This vegan roasted brussels sprouts recipe will instantly improve your veggie game and become a veggie you will WANT to eat. The key to roasting crispy brussels sprouts is the amount of oil you use and cooking them long enough at the right temperature. The layers inside of these brussels are crispy and crunchy, making it hard to not snack on them right when they come out of the oven!
– 4 cups (395g) fresh brussels sprouts – 1/4 cup (32g) olive oil – 1/3 cup (39g) no-sugar-added dried cranberries – 1/4 cup (30g) pecans, chopped – 1/2 Tbsp garlic powder – Salt & pepper (to taste)

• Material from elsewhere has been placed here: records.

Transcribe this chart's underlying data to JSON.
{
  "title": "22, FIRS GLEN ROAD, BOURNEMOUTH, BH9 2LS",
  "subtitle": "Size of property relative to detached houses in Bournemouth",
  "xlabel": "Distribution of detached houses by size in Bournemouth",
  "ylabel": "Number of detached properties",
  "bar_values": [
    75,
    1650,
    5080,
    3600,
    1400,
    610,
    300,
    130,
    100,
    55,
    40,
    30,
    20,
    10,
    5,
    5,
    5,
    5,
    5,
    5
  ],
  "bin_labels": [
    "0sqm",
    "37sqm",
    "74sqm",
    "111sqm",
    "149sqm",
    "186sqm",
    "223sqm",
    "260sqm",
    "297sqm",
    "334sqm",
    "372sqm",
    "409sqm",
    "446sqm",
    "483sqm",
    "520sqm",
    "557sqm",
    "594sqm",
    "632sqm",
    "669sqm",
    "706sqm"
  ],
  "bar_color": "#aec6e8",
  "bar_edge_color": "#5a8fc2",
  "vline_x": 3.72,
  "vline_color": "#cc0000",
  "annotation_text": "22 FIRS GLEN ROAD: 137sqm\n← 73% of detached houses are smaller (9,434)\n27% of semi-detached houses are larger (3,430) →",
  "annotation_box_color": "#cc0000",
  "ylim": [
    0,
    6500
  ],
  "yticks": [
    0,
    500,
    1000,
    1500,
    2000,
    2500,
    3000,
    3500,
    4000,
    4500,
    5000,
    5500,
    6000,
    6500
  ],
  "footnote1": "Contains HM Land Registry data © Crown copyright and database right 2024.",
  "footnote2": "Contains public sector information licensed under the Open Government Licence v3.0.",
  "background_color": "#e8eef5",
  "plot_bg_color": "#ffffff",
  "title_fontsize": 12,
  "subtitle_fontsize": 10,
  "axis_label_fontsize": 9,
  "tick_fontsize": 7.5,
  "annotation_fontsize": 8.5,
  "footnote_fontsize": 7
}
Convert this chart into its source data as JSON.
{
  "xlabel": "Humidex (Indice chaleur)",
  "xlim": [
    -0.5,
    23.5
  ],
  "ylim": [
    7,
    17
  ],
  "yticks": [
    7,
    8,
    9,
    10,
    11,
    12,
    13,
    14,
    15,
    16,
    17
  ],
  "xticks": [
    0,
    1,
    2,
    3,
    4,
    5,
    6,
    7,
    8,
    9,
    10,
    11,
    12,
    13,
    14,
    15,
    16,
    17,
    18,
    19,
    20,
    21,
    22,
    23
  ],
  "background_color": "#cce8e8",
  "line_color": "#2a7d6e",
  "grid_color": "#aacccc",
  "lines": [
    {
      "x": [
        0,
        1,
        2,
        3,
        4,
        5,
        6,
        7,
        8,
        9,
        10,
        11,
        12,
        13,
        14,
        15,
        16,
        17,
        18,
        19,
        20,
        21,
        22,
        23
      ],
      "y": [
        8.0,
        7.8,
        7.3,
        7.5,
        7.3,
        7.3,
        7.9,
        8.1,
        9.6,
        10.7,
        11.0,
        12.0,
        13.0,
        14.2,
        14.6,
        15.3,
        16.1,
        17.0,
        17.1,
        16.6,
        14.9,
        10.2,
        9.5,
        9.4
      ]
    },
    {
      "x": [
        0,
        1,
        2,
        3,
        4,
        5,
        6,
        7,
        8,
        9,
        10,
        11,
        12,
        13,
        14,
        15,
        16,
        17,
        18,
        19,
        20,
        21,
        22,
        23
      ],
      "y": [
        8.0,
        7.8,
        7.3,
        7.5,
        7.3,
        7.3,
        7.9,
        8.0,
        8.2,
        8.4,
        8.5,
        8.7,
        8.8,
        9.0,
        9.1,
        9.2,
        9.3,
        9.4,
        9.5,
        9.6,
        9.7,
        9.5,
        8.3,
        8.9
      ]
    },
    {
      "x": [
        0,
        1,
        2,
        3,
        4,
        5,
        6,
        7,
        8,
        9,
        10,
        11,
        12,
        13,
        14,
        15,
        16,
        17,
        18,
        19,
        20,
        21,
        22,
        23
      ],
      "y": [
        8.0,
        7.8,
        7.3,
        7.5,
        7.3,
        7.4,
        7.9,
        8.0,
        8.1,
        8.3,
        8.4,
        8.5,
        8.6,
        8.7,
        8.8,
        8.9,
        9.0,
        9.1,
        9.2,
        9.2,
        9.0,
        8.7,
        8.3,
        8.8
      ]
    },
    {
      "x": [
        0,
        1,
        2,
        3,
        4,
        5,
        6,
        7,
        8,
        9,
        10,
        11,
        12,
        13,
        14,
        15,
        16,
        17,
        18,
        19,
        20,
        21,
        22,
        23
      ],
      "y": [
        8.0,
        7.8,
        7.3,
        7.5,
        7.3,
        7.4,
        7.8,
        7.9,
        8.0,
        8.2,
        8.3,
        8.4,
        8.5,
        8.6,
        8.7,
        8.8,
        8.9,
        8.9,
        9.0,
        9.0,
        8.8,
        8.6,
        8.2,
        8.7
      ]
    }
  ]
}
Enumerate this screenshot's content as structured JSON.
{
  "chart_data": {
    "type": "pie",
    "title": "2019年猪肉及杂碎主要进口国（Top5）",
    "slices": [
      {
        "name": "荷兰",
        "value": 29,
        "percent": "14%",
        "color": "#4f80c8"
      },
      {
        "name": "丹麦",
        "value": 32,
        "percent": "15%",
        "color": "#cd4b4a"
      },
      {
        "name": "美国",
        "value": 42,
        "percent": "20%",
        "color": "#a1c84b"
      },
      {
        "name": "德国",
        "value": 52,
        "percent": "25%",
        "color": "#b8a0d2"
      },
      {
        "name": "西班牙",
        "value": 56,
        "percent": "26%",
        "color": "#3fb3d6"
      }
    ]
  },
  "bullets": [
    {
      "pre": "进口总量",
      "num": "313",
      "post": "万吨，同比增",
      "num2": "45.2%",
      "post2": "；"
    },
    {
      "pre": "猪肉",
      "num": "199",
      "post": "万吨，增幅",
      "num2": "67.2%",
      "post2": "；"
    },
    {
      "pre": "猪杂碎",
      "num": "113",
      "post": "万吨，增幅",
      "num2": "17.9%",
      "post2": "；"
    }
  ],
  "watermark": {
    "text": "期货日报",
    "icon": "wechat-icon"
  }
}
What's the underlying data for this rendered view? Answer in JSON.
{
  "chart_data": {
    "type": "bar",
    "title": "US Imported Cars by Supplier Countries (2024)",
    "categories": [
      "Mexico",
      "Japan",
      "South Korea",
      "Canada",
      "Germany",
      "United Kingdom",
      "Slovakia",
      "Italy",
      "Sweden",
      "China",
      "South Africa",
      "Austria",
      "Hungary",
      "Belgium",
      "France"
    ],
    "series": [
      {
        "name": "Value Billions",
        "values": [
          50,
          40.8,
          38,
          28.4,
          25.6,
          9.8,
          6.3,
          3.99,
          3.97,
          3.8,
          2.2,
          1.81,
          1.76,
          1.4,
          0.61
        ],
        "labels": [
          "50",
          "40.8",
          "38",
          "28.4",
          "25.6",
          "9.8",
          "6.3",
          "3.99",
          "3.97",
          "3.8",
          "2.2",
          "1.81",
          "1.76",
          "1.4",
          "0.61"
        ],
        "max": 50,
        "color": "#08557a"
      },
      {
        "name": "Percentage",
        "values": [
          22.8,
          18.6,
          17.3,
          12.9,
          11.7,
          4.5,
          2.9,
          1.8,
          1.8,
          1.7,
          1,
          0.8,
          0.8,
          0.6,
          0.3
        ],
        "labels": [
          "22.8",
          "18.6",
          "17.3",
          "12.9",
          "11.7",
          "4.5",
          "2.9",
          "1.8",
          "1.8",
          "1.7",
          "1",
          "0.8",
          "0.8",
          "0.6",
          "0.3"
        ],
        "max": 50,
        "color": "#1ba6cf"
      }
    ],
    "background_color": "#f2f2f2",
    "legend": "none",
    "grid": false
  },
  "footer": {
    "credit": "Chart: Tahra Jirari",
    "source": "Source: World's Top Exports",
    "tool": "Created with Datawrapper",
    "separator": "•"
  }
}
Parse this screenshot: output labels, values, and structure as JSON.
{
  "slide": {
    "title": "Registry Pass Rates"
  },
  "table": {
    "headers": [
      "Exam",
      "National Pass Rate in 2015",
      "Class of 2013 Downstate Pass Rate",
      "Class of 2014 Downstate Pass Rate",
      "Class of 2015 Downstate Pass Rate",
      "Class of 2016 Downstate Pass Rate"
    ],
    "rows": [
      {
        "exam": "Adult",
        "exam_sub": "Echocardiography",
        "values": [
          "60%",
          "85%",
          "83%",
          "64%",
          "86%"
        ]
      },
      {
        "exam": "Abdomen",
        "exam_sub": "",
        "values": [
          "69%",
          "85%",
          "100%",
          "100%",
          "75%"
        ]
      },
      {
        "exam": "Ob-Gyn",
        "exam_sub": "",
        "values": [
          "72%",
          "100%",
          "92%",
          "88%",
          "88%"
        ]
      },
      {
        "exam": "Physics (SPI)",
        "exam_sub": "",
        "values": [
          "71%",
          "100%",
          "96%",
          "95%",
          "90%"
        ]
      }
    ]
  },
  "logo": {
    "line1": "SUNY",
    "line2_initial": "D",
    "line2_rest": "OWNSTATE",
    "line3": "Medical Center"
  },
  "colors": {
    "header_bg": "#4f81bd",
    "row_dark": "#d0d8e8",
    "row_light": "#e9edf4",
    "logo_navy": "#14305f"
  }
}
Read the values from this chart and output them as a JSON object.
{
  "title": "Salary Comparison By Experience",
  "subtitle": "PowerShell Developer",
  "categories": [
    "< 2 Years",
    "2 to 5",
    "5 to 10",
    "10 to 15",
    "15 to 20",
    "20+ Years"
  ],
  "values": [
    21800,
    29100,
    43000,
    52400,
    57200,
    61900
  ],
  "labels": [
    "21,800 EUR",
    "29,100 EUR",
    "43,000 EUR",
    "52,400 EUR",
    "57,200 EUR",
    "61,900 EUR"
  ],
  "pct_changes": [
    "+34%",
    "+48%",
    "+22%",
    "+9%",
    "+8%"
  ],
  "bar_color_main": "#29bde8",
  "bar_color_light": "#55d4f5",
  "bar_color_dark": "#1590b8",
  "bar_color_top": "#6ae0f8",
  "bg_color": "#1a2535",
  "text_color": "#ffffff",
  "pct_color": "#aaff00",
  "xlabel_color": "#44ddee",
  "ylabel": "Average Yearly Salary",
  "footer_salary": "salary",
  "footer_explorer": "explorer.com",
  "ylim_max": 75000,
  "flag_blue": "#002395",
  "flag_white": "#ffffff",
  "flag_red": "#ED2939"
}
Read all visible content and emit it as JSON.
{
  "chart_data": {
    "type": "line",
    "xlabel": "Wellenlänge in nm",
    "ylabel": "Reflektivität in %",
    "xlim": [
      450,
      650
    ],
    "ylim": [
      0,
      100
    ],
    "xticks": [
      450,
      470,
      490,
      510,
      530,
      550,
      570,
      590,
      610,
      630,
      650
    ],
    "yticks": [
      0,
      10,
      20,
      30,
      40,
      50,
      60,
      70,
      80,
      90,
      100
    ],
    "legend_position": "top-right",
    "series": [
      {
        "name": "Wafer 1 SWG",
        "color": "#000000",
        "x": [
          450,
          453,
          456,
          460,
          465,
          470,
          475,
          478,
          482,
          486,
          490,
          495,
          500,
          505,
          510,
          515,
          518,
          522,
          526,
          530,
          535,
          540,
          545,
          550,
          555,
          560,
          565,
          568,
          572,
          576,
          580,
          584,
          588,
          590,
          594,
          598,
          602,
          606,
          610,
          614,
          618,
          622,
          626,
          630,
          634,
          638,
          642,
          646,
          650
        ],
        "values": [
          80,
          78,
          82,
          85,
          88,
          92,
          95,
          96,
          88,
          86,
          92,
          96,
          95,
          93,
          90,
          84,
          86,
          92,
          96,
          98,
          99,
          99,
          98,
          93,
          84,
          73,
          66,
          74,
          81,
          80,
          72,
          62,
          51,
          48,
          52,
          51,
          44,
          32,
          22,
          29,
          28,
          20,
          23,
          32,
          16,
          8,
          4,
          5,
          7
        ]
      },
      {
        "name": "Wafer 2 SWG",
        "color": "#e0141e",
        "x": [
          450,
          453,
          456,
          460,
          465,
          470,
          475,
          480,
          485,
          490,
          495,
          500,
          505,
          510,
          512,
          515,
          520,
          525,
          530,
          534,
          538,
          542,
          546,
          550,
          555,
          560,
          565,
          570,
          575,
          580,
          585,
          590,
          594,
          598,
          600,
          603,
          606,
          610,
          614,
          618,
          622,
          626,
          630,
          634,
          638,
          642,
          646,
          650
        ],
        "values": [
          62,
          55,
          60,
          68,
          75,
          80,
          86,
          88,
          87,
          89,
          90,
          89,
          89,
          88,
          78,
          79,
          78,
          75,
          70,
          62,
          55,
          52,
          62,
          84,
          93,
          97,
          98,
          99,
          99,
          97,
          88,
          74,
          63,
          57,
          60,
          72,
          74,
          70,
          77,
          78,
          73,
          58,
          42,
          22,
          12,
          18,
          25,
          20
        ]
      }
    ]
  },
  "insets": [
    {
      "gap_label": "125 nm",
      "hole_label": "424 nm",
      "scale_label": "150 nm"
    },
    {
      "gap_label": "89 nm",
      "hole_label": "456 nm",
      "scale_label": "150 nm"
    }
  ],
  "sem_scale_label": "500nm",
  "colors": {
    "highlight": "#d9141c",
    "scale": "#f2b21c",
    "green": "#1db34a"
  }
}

1. Preheat oven to 375°. Line baking sheet with parchment paper or aluminum foil and spray with nonstick cooking spray. 2. Chop brussels sprouts into quarters. Peel off any layers that easily come off of the cabbage. Place onto baking sheet. 3. Sprinkle pecans & dried cranberries onto chopped brussels sprouts. 4. Drizzle olive oil on top. Season with garlic powder, salt, and pepper. 5. Bake in oven for about 20 minutes, until soft. 6. Pull out of oven and smash big pieces down with the back of a measuring cup or sturdy spoon until flat. 7. Put back into the oven for 20-25 minutes, or until the tops and loose leaves are crispy. 8. Let cool for 5-10 minutes and enjoy!